In late 2014, EBE gave an unrestricted grant to Escher, the then TI Pharma platform for regulatory innovation – now managed by Lygature – for a the project ‘Pharmacovigilance of biologics’. This project looked into the challenges of product and batch traceability in adverse drug reaction reporting. It resulted in a number of scientific publications by the investigators, and a public report on a workshop held by Escher in 2015 on their findings, highlighting the need to improve practices for tracing biological medicinal products in clinical practice in order to strengthen ADR reporting.
See here for further information.
The Summary of Product Characteristics (SmPC) and the Patient Information Leaflet (PIL) provide information to the prescriber on the use of the product. The current guidance on labelling groups biosimilar products with generic and hybrid products. The EBE believes that this is not appropriate as this does not take into account some of the unique considerations which apply for biosimilars and is proposing a specific guidance on the labelling of Biosimilars to enhance the understanding and acceptance of these products with all stakeholders.

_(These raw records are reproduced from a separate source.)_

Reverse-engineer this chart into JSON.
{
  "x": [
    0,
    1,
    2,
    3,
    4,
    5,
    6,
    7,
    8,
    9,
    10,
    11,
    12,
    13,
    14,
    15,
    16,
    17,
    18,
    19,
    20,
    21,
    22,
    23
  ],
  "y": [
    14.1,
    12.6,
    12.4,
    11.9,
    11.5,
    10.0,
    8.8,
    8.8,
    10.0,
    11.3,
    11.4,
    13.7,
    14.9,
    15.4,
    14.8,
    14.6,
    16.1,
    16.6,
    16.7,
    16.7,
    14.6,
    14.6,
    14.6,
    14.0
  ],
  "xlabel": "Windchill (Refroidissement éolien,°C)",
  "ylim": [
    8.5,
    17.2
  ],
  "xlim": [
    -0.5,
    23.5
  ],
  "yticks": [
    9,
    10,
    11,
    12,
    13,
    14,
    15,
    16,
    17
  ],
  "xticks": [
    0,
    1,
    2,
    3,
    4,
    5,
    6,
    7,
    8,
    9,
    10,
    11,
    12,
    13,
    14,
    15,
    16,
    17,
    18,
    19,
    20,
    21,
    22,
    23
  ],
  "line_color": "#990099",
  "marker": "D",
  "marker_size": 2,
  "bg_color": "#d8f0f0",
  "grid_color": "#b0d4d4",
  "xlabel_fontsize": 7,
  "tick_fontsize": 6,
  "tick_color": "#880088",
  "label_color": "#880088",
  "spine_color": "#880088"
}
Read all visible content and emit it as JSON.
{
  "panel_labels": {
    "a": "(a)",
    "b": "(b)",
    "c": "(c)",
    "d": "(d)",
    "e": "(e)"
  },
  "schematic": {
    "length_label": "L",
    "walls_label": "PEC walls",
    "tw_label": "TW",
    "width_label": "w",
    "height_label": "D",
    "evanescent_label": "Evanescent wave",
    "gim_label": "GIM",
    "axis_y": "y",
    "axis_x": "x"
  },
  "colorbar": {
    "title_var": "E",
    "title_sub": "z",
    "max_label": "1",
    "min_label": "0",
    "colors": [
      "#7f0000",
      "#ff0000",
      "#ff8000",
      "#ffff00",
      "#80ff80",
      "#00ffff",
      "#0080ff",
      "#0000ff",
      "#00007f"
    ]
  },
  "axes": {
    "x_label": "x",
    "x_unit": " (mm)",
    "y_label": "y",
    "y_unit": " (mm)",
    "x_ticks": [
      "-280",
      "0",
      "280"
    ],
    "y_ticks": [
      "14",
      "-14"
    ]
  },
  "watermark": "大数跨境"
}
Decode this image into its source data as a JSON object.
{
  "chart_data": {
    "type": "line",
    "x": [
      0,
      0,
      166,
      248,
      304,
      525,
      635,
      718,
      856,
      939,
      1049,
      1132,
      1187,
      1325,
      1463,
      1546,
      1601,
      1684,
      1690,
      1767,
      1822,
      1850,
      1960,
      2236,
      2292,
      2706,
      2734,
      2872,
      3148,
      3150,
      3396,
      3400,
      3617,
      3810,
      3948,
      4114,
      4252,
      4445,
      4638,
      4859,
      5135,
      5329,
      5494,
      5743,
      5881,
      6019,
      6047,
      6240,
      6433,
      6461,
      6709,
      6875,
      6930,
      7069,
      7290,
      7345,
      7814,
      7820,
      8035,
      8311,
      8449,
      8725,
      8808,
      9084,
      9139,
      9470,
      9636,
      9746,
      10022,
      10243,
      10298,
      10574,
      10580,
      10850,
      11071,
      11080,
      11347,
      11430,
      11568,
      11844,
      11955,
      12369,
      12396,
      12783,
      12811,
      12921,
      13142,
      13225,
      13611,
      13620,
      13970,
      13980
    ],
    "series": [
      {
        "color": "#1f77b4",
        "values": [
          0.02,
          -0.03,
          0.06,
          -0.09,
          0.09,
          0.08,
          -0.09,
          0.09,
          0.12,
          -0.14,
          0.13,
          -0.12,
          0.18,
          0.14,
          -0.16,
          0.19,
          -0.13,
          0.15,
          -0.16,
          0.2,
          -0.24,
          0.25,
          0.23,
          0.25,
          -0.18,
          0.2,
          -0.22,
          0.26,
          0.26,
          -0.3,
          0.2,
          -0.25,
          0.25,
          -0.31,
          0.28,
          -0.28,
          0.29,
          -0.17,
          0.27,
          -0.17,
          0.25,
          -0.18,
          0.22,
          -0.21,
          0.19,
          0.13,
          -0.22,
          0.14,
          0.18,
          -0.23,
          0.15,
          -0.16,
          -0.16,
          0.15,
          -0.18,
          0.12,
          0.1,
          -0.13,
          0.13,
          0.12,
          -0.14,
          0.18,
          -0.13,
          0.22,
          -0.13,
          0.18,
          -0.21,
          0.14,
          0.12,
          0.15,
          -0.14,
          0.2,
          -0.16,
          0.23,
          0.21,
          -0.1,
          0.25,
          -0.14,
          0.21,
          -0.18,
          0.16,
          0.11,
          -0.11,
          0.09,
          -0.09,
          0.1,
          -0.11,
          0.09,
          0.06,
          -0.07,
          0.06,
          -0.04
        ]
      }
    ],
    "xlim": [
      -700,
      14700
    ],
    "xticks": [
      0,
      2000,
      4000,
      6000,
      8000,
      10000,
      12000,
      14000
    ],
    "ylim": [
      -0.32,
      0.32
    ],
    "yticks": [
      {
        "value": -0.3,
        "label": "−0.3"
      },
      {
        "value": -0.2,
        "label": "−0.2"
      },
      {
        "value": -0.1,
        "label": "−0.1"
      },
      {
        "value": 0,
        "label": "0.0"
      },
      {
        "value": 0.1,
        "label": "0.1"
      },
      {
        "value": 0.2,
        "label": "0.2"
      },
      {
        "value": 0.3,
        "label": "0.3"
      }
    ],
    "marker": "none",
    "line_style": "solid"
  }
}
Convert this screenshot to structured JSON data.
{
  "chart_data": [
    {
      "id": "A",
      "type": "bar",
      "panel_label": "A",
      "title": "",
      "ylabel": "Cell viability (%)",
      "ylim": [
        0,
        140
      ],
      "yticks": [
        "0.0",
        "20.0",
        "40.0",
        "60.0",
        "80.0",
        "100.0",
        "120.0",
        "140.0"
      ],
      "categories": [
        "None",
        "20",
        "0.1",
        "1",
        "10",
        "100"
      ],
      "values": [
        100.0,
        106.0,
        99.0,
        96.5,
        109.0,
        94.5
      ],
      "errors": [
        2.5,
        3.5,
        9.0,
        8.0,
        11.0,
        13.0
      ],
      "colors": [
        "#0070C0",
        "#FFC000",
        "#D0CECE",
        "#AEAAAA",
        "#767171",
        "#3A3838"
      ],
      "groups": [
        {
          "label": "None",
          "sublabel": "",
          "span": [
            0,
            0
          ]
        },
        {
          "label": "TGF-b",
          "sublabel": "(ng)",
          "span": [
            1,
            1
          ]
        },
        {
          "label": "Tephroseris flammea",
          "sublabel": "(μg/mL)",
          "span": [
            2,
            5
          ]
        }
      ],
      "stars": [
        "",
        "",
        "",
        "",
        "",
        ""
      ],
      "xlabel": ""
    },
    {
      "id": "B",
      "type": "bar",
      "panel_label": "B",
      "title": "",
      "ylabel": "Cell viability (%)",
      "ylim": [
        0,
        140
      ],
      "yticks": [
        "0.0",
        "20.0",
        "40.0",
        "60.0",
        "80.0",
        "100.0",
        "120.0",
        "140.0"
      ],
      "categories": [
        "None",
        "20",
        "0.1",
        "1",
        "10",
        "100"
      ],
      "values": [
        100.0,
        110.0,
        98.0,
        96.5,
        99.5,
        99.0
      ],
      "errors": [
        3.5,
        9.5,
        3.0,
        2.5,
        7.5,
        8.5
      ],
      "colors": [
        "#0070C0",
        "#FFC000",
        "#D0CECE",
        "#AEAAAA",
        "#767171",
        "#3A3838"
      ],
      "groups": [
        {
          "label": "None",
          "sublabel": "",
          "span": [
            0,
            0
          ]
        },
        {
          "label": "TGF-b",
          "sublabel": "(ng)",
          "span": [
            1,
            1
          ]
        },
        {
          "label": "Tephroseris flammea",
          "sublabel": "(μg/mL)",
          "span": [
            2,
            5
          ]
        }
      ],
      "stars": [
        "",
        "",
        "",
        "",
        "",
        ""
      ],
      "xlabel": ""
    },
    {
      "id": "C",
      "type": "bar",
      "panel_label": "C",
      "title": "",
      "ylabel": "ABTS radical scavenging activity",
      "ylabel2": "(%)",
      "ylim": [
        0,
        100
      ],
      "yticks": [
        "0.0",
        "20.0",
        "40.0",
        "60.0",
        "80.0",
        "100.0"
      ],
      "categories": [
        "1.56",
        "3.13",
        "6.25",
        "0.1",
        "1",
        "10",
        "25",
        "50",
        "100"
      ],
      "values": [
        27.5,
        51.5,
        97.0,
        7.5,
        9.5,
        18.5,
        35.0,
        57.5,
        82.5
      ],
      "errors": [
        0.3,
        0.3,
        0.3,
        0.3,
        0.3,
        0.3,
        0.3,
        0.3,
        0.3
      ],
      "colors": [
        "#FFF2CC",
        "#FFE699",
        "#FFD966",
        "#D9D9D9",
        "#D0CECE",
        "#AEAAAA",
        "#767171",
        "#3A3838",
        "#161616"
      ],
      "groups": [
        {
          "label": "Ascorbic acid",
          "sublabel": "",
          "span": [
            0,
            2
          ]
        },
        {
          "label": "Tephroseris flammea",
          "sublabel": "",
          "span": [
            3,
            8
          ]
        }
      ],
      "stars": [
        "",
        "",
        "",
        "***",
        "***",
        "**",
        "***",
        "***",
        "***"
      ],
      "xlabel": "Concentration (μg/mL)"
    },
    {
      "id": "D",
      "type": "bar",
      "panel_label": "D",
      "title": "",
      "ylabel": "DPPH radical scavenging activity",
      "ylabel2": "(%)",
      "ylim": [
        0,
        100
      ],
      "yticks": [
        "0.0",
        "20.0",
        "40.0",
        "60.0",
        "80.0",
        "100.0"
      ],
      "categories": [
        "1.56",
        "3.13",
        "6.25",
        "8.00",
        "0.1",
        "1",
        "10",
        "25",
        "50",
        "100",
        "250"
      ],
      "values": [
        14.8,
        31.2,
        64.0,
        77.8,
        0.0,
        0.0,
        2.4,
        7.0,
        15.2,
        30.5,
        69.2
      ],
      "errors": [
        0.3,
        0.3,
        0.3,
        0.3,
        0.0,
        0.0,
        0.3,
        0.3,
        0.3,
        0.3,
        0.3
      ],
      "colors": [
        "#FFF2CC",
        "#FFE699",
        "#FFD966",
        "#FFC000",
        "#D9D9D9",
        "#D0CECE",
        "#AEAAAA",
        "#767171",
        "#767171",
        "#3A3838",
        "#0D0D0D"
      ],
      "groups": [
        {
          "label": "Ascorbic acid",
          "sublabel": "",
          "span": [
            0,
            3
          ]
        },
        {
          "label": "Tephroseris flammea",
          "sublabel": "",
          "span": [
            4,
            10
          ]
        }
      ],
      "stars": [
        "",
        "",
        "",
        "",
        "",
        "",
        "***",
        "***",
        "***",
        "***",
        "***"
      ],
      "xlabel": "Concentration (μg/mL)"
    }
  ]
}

Cross border prescription template
In 2011, the European Union adopted a Directive on Cross-Border Healthcare in the EU. The Directive clarified the possibilities for receiving healthcare in another EU Member State and also provided for the development of a cross-border prescription template which would include a non-exhaustive list of elements to appear on the prescriptions. For biologics, it requires that the brand name be included.
The EBE will undertake a mapping of the transposition process at national level and develop a slide deck for use by local industry associations.
A survey summarising the current status of policies relating to biological has been undertaken in previous years with the aim of providing a reference document that can be used to support advocacy at local level. The survey will be updated and extended to cover additional issues such as tendering, naming and HTAs.